3.5 Creating new variables

There are basically two ways to create new variables: we can modify an existing variable (groups or formulas), or we can simulate new values for that variable (random sampling.)

If we have a formula that relates two variables, we could predict one based on the other deterministically.

For example, I have fit a length-weight regression to explain the relationship between Length and Mass using the am_shad data we’ve worked with in previous sections.

This relationship looks like your old friend \(y = mx + b\), the equation for a line, but we log10-transform both of the variables before fitting the line (more to come later in the class). Using this relationship, we can predict our dependent variable (Mass) from our independent variable (Length) if we plug in new values for Length and the parameters of the line.

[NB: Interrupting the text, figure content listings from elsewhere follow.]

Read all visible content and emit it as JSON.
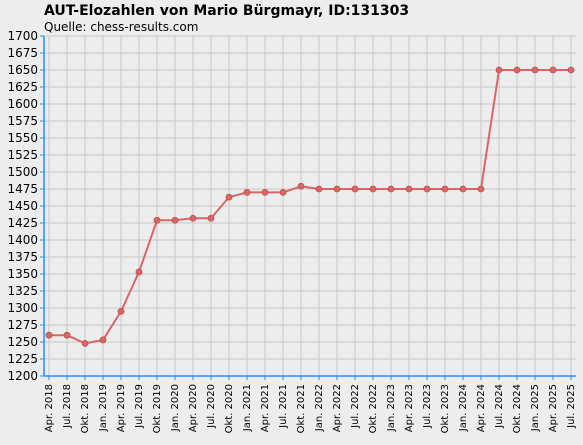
{
  "chart_data": {
    "type": "line",
    "title": "AUT-Elozahlen von Mario Bürgmayr, ID:131303",
    "subtitle": "Quelle: chess-results.com",
    "xlabel": "",
    "ylabel": "",
    "ylim": [
      1200,
      1700
    ],
    "ytick_step": 25,
    "grid": true,
    "categories": [
      "Apr. 2018",
      "Jul. 2018",
      "Okt. 2018",
      "Jan. 2019",
      "Apr. 2019",
      "Jul. 2019",
      "Okt. 2019",
      "Jan. 2020",
      "Apr. 2020",
      "Jul. 2020",
      "Okt. 2020",
      "Jan. 2021",
      "Apr. 2021",
      "Jul. 2021",
      "Okt. 2021",
      "Jan. 2022",
      "Apr. 2022",
      "Jul. 2022",
      "Okt. 2022",
      "Jan. 2023",
      "Apr. 2023",
      "Jul. 2023",
      "Okt. 2023",
      "Jan. 2024",
      "Apr. 2024",
      "Jul. 2024",
      "Okt. 2024",
      "Jan. 2025",
      "Apr. 2025",
      "Jul. 2025"
    ],
    "values": [
      1260,
      1260,
      1248,
      1253,
      1295,
      1353,
      1429,
      1429,
      1432,
      1432,
      1463,
      1470,
      1470,
      1470,
      1479,
      1475,
      1475,
      1475,
      1475,
      1475,
      1475,
      1475,
      1475,
      1475,
      1475,
      1650,
      1650,
      1650,
      1650,
      1650
    ],
    "line_color": "#d96666",
    "axis_color": "#1e90ff",
    "grid_color": "#c8c8c8"
  }
}
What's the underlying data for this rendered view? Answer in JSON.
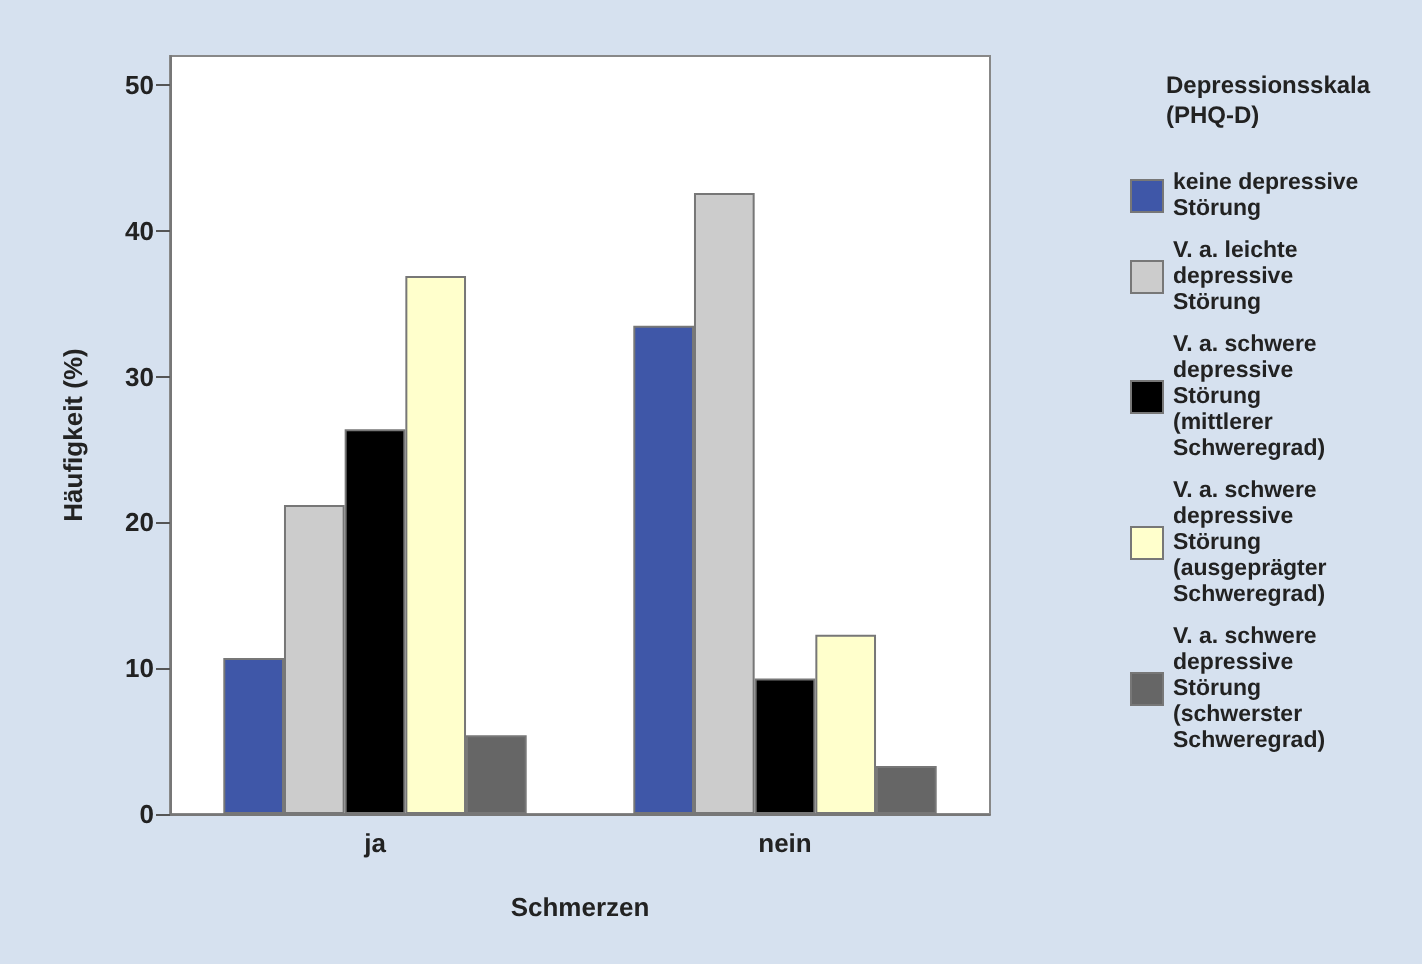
{
  "chart_data": {
    "type": "bar",
    "xlabel": "Schmerzen",
    "ylabel": "Häufigkeit (%)",
    "legend_title": "Depressionsskala (PHQ-D)",
    "categories": [
      "ja",
      "nein"
    ],
    "series": [
      {
        "name": "keine depressive Störung",
        "color": "#3f57a8",
        "values": [
          10.7,
          33.5
        ]
      },
      {
        "name": "V. a. leichte depressive Störung",
        "color": "#cccccc",
        "values": [
          21.2,
          42.6
        ]
      },
      {
        "name": "V. a. schwere depressive Störung (mittlerer Schweregrad)",
        "color": "#000000",
        "values": [
          26.4,
          9.3
        ]
      },
      {
        "name": "V. a. schwere depressive Störung (ausgeprägter Schweregrad)",
        "color": "#ffffcc",
        "values": [
          36.9,
          12.3
        ]
      },
      {
        "name": "V. a. schwere depressive Störung (schwerster Schweregrad)",
        "color": "#666666",
        "values": [
          5.4,
          3.3
        ]
      }
    ],
    "ylim": [
      0,
      52
    ],
    "yticks": [
      0,
      10,
      20,
      30,
      40,
      50
    ],
    "grid": false,
    "legend": "right"
  }
}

In this case, I know that m = 3.0703621, and b = -1.9535405.

If I plug these numbers in to the equation above, I can predict log10(Mass) for new lengths log10(Length):

\(log_{10}Mass = 3.0703621 \cdot log_{10}Length - 1.9535405\)

In R, this looks like:

# Parameters from length-weight regression
m <- 3.0703621
b <- 1.9535405

# Make a sequence of new lengths based on range in data,
# then take the log of the whole thing all at once.
log_length <- log10( seq(min(am_shad$Length), max(am_shad$Length), 1) )

# Calculate a new thing (log10_mass) using parameters for line
# and sequence of new log10_length.
log_mass <- m * log_length + b

# Plot the prediction
plot(x = log_length, y = log_mass, type = "l")